Mini-Reviews of Hugo Finalist Short Stories
The end of Hugo Voting is quickly approaching. 114 Hugo and Astounding Award finalists await your contemplation. Here are mini-reviews for the six Hugo finalists for Best Short Story. If you want to read these stories for yourself (you should), each story is linked in the corresponding subheading.
“And Now His Lordship Is Laughing”, by Shiv Ramdas (Strange Horizons, 9 September 2019)
In 20th-century Bengal, an old woman named Apa makes dolls. These dolls are said to be unique, and possibly possess magic. One day, one of the British governor’s men comes to request a doll for the governor’s wife. Apa unequivocally refuses this demand. However, life then gets significantly worse all over Bengal due to the governor’s avaricious policies. Apa’s life changes forever, and not for the better. Eventually, Apa agrees to make a doll for the governor’s wife. However, it’s clear that some people should be more careful about what they wish for. This story is about the ravages of colonialism, and depicts one small act of revenge against a mighty machine.
“As the Last I May Know”, by S.L. Huang (Tor.com, 23 October 2019)
This short story is set in an unnamed country at war. Nyma is a young girl who was chosen to physically contain the security codes for weapons called seres. Although their exact use is never explained, they seem to be some sort of weapon of mass destruction. If the president wants to use these weapons, he must kill Nyma. Huang explores why this scenario would be personally awful, but institutionally sound. She essentially argues that leaders must consider how harmful these weapons are, and they may not unless they suffer an immediate consequence. This is a very heartwrenching story about consequences, and how we don’t always see them until it is too late.
“Blood Is Another Word for Hunger”, by Rivers Solomon (Tor.com, 24 July 2019)
As this story begins, an enslaved woman named Sully murders the people who have enslaved her. This violent act shakes the spirit world in ways that no one can expect. Although that phrasing seems like the spirit world punishes Sully for her revenge, this is not true. Solomon makes no attempt to claim that the enslavers didn’t deserve their fate. All the spirit world does is try to reset the balance their deaths have undone. Even though this story starts with death, it is more about finding your place in the world after it has changed.
“A Catalog of Storms”, by Fran Wilde (Uncanny Magazine, January/February 2019)

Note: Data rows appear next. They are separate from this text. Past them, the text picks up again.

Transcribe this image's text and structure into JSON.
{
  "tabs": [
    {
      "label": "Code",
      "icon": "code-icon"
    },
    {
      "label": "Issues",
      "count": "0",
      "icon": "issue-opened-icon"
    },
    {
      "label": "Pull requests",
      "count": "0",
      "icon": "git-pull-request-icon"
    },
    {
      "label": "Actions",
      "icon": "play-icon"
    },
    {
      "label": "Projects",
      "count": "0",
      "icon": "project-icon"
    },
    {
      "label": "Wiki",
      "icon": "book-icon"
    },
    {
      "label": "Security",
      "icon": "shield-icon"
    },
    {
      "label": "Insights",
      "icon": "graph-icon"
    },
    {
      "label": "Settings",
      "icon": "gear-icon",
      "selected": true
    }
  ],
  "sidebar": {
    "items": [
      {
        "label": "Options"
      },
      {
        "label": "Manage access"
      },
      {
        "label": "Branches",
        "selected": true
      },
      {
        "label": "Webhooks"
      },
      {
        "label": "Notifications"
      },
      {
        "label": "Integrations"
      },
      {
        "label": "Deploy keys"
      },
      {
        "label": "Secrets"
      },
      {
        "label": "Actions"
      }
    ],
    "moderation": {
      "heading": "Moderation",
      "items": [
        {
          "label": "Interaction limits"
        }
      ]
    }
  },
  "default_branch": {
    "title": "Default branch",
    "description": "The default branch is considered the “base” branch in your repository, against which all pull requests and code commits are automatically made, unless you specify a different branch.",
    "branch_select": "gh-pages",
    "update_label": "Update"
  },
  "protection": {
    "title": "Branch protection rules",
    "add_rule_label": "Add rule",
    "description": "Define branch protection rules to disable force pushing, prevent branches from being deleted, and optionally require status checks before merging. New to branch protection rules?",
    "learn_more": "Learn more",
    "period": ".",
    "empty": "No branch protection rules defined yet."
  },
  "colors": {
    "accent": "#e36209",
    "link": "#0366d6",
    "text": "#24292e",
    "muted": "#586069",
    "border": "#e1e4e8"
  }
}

In the future, after the seas have risen up, people begin to fight storms. They do so in a manner like many before them: they work to learn their names and use that power to halt their course. However, storms are full of power, and becoming a storm-fighter, or weatherman, can use a person up. Sila, our narrator, discovers this truth when her sister Lillit decides to become a weatherman. The rest of Sila’s family, her mother and her other sister Varyl, are devastated when Lillit decides to leave them. However, Sila sees her future in her sister’s fate. This story is very beautifully written, and puts a magical spin on what may be the Earth’s future.
“Do Not Look Back, My Lion”, by Alix E. Harrow (Beneath Ceaseless Skies, January 2019)
Eefa lives in an empire of endless war. She felt like she was a good husband, but her warrior wife Talaan will not stay with her, instead heeding the unceasing call of war. Talaan promises that their next child will be Eefa’s to raise, but Eefa worries that Talaan will be unable to keep her promise. Harrow writes beautifully and evocatively about the horrors of war for those left behind. Eefa seems like she’s the only person in her society who sees how much damage the fighting does off the battlefield, and her Cassandra-esque horror drives the story.
“Ten Excerpts from an Annotated Bibliography on the Cannibal Women of Ratnabar Island”, by Nibedita Sen (Nightmare Magazine, May 2019)
As indicated by the title, this story takes the form of someone’s annotated bibliography about a fictional event. I really enjoy stories where the author takes something that should be completely mundane and twists it until the reader is stunned by the result (also see Sarah Gailey’s “STET”). Be warned, this story gets a little gruesome (this is also hinted in the title). In this annotated bibliography, Sen describes the tale of a schoolgirl brutally taken from her homeland, a connection she finds with someone else, and the consequences of both of those choices.
Conclusion – Read Hugo Finalist Short Stories!
I think that all of these Hugo Finalist short stories are incredibly innovative. All six of these authors wrote stories designed to make the reader think about the world within and without them. You really should have spent your time reading them instead of reading this, but you still have time to make the right choice.
Don’t forget! Hugo Voting closes Wednesday 22 July 2020 at 23:59 Pacific Daylight Time (UTC-7)/Thursday, 23 July 2020 at 18:59 New Zealand Standard Time (UTC+12).